Although a sintered ceramic requires higher manufacturing cost than metal such as steel, it has high mechanical strength and excellent wear resistance and rigidity, has a lighter specific weight than steel and has an insulating property and high corrosion resistance.
By utilizing these characteristics, and being used as a wear resistant member for a sliding device such as a bearing or a ball nut, or a valve and the like of a fluidic valve which controls a high pressure fluid, it is possible to reduce the weight, prevent damages due to a load and repetitions of sliding or damages such as wear, corrosion and electrical corrosion, maintain performance for a long period of time, increase the life of components and reduce maintenance labor.
For bearings and the like which are used in an environment particularly in the vicinity of wind power generators, compressors of air-conditioners, vehicles and the like of electrical vehicles and hybrid vehicles and electrical systems, and in which the temperature and humidity significantly change, ceramic spheres are frequently employed instead of metals such as steel which is significantly influenced by damages and the like by corrosion or electric corrosion and requires lower manufacturing cost, since the ceramic spheres require lower maintenance cost than metals such as steel.

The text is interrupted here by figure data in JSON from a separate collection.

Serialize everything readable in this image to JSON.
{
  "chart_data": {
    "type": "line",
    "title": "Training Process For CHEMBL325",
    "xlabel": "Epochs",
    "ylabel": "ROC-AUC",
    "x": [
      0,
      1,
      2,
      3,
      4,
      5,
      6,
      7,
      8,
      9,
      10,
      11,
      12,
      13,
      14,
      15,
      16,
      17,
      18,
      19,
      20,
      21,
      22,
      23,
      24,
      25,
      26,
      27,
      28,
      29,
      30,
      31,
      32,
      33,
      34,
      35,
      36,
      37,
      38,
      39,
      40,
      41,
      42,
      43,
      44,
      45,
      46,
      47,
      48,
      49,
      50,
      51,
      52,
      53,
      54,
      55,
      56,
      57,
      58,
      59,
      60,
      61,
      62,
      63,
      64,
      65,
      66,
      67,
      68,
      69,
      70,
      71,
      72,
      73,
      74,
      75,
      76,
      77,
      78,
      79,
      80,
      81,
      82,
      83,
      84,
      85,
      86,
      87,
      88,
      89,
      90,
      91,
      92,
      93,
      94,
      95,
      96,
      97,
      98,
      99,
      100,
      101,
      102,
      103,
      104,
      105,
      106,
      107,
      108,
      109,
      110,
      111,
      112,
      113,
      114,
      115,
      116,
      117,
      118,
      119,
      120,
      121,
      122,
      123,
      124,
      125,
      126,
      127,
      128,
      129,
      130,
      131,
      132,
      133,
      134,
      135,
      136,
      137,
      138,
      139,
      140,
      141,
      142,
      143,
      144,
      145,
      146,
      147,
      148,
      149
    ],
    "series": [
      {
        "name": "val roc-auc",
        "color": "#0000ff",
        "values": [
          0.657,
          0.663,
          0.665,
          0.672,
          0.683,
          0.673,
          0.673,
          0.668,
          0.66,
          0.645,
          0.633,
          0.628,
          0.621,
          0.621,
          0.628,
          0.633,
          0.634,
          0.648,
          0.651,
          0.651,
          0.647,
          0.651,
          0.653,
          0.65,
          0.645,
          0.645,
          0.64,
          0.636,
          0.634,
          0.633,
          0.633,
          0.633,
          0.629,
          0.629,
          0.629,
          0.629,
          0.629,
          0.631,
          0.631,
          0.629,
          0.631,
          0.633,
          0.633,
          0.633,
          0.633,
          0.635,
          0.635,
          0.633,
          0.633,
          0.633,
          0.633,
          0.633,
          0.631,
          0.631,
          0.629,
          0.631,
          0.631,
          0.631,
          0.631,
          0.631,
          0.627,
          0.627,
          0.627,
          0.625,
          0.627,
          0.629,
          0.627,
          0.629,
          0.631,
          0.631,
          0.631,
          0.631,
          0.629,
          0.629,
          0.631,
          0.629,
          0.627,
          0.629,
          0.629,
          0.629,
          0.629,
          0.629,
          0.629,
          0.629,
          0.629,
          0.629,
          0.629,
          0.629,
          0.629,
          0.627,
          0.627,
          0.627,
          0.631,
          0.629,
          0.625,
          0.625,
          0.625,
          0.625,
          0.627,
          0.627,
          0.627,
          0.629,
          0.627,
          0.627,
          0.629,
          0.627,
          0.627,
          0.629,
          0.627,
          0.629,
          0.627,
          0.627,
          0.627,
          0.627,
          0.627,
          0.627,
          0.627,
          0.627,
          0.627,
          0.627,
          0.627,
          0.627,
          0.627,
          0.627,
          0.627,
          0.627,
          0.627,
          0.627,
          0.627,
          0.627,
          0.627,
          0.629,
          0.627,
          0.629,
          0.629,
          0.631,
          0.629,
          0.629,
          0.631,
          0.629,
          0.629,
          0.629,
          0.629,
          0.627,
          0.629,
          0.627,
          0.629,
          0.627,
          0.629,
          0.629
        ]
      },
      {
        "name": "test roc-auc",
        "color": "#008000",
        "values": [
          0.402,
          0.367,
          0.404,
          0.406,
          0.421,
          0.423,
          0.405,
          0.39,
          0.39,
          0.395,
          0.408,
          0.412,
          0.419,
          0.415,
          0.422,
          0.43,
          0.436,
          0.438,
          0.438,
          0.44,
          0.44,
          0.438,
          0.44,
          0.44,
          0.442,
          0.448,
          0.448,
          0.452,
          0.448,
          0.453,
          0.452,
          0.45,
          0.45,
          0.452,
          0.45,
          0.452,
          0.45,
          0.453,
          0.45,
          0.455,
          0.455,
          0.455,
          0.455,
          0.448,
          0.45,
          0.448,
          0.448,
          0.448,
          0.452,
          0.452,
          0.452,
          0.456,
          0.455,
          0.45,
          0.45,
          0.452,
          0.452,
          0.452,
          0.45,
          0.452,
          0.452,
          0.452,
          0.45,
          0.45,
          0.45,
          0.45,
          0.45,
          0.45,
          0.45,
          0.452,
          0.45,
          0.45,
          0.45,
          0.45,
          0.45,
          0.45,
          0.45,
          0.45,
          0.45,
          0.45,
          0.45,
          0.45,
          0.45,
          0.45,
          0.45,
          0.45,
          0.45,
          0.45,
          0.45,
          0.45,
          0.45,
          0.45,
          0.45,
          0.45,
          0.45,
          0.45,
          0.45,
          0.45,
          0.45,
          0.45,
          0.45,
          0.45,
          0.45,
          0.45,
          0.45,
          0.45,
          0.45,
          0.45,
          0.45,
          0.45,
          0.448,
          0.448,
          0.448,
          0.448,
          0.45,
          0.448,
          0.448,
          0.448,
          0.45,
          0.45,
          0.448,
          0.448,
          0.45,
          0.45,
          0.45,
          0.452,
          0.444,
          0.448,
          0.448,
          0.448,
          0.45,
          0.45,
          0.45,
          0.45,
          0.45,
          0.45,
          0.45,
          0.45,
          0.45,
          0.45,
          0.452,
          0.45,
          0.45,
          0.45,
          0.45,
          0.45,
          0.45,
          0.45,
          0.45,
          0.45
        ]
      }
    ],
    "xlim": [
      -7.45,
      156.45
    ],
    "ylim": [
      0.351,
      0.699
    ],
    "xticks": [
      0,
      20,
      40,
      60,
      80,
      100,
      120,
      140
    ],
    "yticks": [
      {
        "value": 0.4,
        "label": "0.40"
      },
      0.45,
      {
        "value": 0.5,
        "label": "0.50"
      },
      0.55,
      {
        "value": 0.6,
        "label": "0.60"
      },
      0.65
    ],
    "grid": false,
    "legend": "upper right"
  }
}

Further, a rigid, light weight and long-life valve body is required for a fluidic valve in particular which is opened and closed at a high speed under a high pressure, and therefore employing a ceramic sphere for the valve body brings a significant advantage.
A general ceramic is sintered using a plurality of raw materials and sintering agents and, when, for example, a silicon nitride sintered compact is sintered, silicon nitride (Si3N4) which is a raw material hardly causes solid-state sintering itself and cannot provide a dense sintered compact, and therefore a rare-earth oxide such as Y2O3 and an oxide such as Al2O3 are mixed and molded as sintering agents and are densified by liquid-phase sintering to obtain a silicon nitride sintered compact.
Thus, when a ceramic is sintered using a plurality of raw materials and sintering agents, fine flaws are produced on a surface or in an inner part depending on conditions and these flaws cause surface peeling due to fatigue resulting from repetitions of loading.
For example, known Patent Literature 1 discloses defining the porosity of a sintered compact and the maximum air hole diameter in a grain boundary phase, and obtaining a wear resistant member made of a silicon nitride sintered compact which has an excellent rolling life because flaws such as scratches and cracks on a rolling element surface lead to deterioration of reliability of quality.
However, the technique disclosed in Patent Literature 1 only targets at flaws such as scratches, the cracks and the air holes, and does not provide any countermeasure for white spots (snow flakes) which influence more on wear resistance and durability than on the scratches, cracks and air holes.
Further, known Patent Literature 2 discloses focusing on the composition which is observed as white branches formed with an aggregate of micropores (fine air holes corresponding to fine flaws) in a range of from a surface to the depth of 1 mm, and, if the aggregate of the micropores has a given size or less, causing peeling due to rolling fatigue which causes a trouble when a ball is used for a bearing material, irrespective of the rate of an area which occupies in the entire area of the ball.
However, although the aggregate of micropores has a small size, if the amount of micropores is great, a crushing load decreases, thereby causing damages and causing surface peeling due to fatigue resulting from repetitions of loading.
Further, this white branch portion has different characteristics such as the rigidity and the density from other portions, and therefore, even a small white branch portion blocks improvement in dimensional accuracy such as the sphericity and the surface roughness when a silicon nitride sphere or a silicon nitride roller which is a wear resistant member is polished and processed, resulting in causing surface peeling due to fatigue resulting from repetitions of loading.
Furthermore, there are problems that flaws or remaining internal distortion inside a silicon nitride sphere or a silicon nitride roller which is a wear resistant member make an internal stress state uneven and become starting points of destruction, or cause wear or vibration because dimensional accuracy does not improve as described above.
Still further, when a ceramic sphere is inspected as a product, a means is required for observing and inspecting that there are no flaws such as scratches, cracks and air holes near a surface nor snow flakes without destroying the ceramic sphere.
As a device which inspects a ceramic sphere without destroying the ceramic sphere, a device which optically observes the surface of the ceramic sphere as disclosed in, for example, Patent Literature 3 and a device which observes the surface of the ceramic sphere and the inner part of the surface layer by means of an ultrasonic wave as disclosed in Patent Literature 4 are known.